When it was June’s turn she sang “Old MacDonald” with a lot of brio and then I did a couple more rounds of June’s name to the tune of “John Jacob Jingelheimer Schmidt” and she sang “Dinosaur Round” (http://www.sandraboynton.com/sboynton.com.data/Components/Music/dinosaurround.mp3) from Sandra Boynton’s Rhinoceros Tap and I sang “Swing Low, Sweet Chariot” and I don’t remember what came next. I felt less sad about the end of our bedtime concerts when we’d finished. Clearly I have some more time left to sing to my children.

Coda:
Some transitions come suddenly, as this one did. Others drag on and on and on. Potty training has been like that for us. Back in January June started pooping on the potty on an occasional basis (starting with an impressive three-day stretch that made us hope she was really on board this time). Back in September we promised her she could have a lemonade stand when she was completely trained and I worried what we’d do if it happened in the dead of winter. I’m not worried anymore. It seems likely that we’ll have spring or summer temperatures every day before I’m finished pulling soiled underwear off her on a daily basis. I can’t believe she’s almost five and not really trained. I thought surely no child without any kind of disability could train more slowly than Noah, but she’s proven me wrong.

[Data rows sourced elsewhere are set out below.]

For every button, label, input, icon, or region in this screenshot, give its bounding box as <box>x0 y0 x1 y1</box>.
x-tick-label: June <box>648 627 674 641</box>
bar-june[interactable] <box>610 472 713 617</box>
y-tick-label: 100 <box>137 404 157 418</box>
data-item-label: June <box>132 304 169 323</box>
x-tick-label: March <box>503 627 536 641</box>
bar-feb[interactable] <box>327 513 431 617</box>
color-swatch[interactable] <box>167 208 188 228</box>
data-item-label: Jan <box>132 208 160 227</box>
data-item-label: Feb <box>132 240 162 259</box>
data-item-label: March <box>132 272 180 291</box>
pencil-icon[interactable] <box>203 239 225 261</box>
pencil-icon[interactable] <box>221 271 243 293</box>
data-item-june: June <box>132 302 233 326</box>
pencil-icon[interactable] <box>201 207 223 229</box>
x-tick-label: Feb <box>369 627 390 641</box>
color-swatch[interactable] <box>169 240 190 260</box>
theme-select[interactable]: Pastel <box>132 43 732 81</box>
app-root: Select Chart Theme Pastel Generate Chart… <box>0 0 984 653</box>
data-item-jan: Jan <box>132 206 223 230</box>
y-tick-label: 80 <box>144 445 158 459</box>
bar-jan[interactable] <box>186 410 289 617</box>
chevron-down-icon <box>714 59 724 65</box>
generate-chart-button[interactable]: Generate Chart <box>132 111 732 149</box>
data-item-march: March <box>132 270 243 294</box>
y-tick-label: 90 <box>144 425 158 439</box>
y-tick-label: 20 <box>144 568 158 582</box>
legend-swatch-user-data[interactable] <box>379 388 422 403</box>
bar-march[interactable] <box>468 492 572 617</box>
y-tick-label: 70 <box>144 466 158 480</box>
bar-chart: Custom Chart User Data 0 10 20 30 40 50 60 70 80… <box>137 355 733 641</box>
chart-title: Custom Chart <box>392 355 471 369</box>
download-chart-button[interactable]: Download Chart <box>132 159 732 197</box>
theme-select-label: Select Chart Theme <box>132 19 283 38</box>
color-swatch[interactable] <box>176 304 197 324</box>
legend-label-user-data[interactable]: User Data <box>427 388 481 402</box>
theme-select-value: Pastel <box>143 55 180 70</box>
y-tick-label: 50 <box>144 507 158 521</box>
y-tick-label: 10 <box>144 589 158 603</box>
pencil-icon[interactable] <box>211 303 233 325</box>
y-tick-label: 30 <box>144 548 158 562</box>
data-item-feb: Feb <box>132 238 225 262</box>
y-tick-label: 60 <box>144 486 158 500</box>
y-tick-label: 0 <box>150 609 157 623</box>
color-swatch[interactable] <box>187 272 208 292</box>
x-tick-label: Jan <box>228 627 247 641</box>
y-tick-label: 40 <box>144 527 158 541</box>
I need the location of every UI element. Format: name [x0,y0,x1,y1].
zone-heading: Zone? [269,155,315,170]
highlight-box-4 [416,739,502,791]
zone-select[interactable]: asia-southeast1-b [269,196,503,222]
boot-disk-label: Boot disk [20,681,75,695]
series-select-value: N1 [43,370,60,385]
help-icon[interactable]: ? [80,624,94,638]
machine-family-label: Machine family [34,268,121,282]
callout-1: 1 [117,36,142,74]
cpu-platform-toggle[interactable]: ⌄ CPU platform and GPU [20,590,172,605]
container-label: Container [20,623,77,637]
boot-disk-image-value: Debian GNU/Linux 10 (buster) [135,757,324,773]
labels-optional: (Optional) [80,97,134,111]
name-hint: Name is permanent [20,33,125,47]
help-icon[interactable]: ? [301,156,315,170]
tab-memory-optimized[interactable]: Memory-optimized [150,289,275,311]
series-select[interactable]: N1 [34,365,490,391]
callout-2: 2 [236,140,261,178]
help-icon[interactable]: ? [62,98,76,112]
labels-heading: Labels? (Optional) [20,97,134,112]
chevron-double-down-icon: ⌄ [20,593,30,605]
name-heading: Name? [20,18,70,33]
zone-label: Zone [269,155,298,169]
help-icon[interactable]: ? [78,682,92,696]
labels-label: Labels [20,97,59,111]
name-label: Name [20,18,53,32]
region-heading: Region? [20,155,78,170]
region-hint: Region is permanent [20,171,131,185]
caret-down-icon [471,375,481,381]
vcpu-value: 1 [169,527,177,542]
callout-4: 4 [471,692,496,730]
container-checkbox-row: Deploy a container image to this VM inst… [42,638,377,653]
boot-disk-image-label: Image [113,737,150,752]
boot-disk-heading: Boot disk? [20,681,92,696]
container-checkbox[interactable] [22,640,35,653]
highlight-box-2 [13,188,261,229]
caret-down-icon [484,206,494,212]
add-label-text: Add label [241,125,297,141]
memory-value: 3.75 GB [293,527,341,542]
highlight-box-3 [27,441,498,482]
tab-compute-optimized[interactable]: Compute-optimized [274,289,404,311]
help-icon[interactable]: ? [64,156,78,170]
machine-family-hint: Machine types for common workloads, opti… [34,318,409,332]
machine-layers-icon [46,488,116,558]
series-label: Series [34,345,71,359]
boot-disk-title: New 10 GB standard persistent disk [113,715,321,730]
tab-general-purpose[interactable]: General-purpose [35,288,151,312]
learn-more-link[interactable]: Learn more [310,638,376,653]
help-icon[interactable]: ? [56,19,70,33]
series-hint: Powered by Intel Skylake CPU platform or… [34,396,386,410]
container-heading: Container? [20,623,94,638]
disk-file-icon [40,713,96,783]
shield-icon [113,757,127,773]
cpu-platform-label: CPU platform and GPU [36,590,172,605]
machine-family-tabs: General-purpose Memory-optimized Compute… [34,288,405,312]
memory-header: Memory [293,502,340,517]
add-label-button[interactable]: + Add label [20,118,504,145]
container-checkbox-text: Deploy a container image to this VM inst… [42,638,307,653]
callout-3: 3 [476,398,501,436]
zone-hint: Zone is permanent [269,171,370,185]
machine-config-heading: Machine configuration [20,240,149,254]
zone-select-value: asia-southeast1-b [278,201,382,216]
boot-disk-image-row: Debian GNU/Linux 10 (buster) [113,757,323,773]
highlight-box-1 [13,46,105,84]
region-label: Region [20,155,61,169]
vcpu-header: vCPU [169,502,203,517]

Meanwhile we are phasing out her sleeping-through-the-night rewards because—hurray, she’s finally doing it almost every night—over 75% in January and over 90% in February for those of you keeping score at home. (I didn’t think she would start sleeping through the night regularly until she stopped napping, but clearly I was wrong about that, too, because she falls asleep every day after school and she sleeps so deeply it’s quite a chore to wake her.) In the place of the convenience store treats she got for every ten stickers on the sleep-through-the-night calendar, we are stepping up the potty rewards. On Friday I’m planning to buy her a small toy at Now and Then (http://www.mainstreettakoma.org/nowandthen) and to let her pick out at movie at Video Americain (http://www.videoamericain.com/aboutus/) as a celebration of learning to sleep through the night. Then a yet to be determined, potty-only reward system will kick in, because I have to try something new. And believe me, I will not be the least bit sad or nostalgic when we pass this milestone.